先是胸口和兩肩不受控制的顫抖起來,隨后是整個上半身都在不停的劇烈抖動,到了最后,唐斌甚至整個人都在不斷的彈起。若不是伊卡麗手疾眼快將其按住,恐怕他早已經撞在床頂了。
原本蒼白如紙的臉色,此時變得猩紅如血,然后開始漸漸變紫,最后皮膚下方如蛛網般的血管開始浮現并延伸擴散開,隱約可見其中流淌的仿佛是黑色的血液。
見到這一幕伊卡麗并沒有吃驚,只是臉色變得十分難看,雖然對左風十分信任,但她依然對唐斌充滿了擔憂。
現在的唐斌,外人根本幫不上忙,她只能努力的將唐斌死死的按住,讓其不要因為劇痛而胡亂傷害了自己。一切都要等待著那些獸血精華起作用,也許是在這痛苦的過程中,也許是熬過這陣劇痛。
沒有真正嘗試過的伊卡麗,自然也不清楚什么時候能結束,她只能夠等待。兩手雖然死死的抓住唐斌的身體,可是她的雙眼卻已經漸漸模糊起來。
如果不是為了自己,唐斌不會受這么嚴重的傷,若不是為了自己他也根本不用吃這么多的苦。這個來自草原大大咧咧的女子,此時被唐斌觸動了內心中最為柔軟的地方。
……
茫然的搖了搖頭,殷仲不解的問道:“小子見識不足,從未聽過這個規則,還望岳使大人能夠不吝賜教。”
在剛剛的一段沉默之中,不知道老者是真的在思考和權衡,還是在調息恢復,此時臉色倒是比之前明顯好了太多。

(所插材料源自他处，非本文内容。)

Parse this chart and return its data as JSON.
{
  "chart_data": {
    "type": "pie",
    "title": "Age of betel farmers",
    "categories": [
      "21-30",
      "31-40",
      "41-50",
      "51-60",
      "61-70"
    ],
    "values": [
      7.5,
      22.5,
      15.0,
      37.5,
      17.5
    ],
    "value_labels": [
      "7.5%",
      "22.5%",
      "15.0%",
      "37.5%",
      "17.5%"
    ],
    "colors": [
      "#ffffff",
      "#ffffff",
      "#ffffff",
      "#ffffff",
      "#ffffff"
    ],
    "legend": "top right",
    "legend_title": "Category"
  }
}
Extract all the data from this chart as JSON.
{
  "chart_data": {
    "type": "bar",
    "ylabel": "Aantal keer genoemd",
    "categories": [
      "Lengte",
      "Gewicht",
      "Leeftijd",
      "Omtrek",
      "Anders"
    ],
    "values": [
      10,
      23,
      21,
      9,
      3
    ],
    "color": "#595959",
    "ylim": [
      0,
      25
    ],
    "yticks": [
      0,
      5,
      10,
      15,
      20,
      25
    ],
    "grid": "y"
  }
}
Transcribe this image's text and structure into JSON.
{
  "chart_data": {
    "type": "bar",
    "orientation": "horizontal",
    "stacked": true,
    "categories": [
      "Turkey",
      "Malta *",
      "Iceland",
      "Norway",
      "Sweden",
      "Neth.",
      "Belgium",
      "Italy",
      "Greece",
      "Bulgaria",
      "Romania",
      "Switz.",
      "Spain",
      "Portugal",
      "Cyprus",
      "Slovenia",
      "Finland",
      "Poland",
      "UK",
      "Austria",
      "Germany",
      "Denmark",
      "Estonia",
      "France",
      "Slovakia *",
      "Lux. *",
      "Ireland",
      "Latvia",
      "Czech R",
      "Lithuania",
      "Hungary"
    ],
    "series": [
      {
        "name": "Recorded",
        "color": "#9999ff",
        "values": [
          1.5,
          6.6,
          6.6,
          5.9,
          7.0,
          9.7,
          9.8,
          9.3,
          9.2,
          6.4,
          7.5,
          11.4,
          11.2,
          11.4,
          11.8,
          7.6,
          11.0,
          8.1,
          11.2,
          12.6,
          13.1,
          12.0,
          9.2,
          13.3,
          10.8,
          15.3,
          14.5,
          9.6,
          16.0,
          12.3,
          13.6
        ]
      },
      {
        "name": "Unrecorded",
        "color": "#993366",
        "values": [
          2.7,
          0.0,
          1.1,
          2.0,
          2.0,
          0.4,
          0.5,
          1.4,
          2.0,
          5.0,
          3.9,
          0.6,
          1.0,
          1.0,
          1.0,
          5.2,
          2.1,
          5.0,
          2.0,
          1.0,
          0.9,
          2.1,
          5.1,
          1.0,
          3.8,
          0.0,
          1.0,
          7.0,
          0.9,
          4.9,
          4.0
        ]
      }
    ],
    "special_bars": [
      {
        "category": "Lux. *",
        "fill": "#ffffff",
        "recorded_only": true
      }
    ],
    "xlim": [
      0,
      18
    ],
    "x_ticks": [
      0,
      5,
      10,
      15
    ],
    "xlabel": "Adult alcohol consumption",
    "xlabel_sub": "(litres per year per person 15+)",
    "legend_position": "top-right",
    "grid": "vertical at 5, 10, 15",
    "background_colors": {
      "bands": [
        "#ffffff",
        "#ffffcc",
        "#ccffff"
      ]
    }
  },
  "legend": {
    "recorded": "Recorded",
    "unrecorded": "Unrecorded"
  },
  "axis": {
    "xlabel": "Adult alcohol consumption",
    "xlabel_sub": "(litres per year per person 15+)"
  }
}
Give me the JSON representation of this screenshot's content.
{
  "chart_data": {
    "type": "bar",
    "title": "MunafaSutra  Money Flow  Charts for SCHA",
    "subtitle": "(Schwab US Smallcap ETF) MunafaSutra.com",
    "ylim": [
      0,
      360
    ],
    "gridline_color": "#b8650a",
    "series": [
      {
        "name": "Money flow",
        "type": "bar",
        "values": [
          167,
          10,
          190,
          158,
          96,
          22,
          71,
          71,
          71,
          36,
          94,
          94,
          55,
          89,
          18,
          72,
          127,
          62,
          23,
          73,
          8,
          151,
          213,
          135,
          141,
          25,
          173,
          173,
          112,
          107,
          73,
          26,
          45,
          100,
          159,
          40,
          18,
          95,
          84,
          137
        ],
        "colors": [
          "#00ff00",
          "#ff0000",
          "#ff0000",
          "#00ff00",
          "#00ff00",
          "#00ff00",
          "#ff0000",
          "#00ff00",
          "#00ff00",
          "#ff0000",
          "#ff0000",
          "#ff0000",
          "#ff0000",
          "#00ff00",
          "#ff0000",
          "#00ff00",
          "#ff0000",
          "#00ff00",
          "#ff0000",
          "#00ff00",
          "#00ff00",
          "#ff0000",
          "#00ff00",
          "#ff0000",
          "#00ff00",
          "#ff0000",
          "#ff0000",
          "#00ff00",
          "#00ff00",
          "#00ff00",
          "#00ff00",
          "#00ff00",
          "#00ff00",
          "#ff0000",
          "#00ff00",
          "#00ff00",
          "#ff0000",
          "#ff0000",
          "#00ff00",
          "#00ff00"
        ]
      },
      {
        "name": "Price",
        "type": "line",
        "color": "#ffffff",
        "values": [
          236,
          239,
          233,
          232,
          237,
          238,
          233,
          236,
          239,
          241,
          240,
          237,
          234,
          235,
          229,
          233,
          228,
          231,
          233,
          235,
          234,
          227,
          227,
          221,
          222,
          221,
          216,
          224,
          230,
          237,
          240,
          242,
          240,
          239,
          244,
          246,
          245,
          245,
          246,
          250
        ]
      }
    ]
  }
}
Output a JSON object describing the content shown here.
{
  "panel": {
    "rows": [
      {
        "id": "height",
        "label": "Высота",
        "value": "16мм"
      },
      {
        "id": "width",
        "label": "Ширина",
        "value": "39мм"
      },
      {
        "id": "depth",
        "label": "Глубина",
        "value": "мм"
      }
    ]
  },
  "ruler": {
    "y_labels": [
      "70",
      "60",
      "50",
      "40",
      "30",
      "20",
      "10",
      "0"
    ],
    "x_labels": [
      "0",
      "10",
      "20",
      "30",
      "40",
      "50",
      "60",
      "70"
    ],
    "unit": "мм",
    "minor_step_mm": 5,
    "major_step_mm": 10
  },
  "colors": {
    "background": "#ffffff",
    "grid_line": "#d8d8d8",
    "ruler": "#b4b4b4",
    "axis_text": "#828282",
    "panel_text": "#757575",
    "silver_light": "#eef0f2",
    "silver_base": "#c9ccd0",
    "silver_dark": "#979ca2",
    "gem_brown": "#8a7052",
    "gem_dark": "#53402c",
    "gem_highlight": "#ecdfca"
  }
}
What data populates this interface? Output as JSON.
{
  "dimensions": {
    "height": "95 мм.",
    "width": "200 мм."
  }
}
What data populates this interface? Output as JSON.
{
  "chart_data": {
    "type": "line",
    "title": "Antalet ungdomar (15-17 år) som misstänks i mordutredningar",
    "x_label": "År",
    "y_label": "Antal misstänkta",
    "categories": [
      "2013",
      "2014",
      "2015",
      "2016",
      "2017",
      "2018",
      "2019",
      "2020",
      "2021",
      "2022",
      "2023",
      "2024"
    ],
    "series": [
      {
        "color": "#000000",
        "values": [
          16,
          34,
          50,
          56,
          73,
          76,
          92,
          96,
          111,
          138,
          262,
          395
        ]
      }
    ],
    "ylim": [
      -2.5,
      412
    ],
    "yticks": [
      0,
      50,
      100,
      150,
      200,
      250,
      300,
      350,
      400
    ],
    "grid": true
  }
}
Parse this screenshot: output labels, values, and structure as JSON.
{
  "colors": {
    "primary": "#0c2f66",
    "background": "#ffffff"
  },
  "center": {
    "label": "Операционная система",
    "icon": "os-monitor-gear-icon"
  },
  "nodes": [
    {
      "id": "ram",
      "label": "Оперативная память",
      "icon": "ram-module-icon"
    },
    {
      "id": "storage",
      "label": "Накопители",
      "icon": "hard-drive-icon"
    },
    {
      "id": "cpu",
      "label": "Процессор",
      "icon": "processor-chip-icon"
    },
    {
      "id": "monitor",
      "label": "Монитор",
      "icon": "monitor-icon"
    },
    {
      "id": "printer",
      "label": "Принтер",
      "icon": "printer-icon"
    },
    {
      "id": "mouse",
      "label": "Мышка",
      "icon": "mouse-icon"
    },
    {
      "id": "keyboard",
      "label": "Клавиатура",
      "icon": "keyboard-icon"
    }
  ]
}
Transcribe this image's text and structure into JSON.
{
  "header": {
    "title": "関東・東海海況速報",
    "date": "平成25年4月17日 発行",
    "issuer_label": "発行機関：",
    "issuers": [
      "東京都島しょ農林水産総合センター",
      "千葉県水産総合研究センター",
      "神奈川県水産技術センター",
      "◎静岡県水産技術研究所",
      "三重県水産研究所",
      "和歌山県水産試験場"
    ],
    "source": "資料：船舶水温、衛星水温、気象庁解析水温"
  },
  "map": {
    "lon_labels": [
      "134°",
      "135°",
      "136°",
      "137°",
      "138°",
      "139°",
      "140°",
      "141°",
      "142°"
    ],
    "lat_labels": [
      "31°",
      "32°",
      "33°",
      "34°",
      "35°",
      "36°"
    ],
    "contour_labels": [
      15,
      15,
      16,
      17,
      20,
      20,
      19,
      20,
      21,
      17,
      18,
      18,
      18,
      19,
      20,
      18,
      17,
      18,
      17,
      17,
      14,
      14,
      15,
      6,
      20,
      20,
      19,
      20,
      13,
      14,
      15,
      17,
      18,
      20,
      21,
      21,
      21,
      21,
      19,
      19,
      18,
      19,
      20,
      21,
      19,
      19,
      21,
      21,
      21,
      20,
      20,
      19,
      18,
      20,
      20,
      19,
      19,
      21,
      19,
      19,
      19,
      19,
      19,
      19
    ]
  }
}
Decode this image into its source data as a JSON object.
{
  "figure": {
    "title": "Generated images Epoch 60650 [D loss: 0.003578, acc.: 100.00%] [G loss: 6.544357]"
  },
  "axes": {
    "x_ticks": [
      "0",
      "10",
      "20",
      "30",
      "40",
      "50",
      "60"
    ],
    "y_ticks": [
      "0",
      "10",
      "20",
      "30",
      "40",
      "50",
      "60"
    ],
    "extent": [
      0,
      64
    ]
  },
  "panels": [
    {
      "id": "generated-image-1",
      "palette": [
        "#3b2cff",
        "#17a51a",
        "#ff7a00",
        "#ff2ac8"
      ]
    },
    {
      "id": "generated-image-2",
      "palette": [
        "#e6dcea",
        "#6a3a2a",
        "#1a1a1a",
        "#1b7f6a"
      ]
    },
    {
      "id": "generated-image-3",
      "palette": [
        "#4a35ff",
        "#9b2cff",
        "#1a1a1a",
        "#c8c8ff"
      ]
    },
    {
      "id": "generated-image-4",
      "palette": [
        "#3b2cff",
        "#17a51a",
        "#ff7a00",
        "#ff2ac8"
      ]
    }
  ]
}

“古荒帝國曾經有一種說法,在混亂的空間亂流之中,存在了無數個未知的空間。大部分空間無法確定其具體位置,甚至那些能夠做遠距離空間穿行的強悍人物,也未必能夠鎖定任何一處空間。
而古荒之地的前輩,便將混亂的空間亂流,比作是一片黑暗森林。”
聽著老者的訴說,青年人臉上浮現的依然是不解,因為他不明白老者說的到底是什么,空間亂流為什么會與什么黑暗森林有關。
只聽老者繼續講述道:“在黑暗的森林之中,隱藏著無數的獵人,也有著各種不同的野獸。也許那些獵人擁有著捕獵的身份,可是在這樣一片漆黑的森林中,獵人和獵物隨時隨地都有可能角色互換。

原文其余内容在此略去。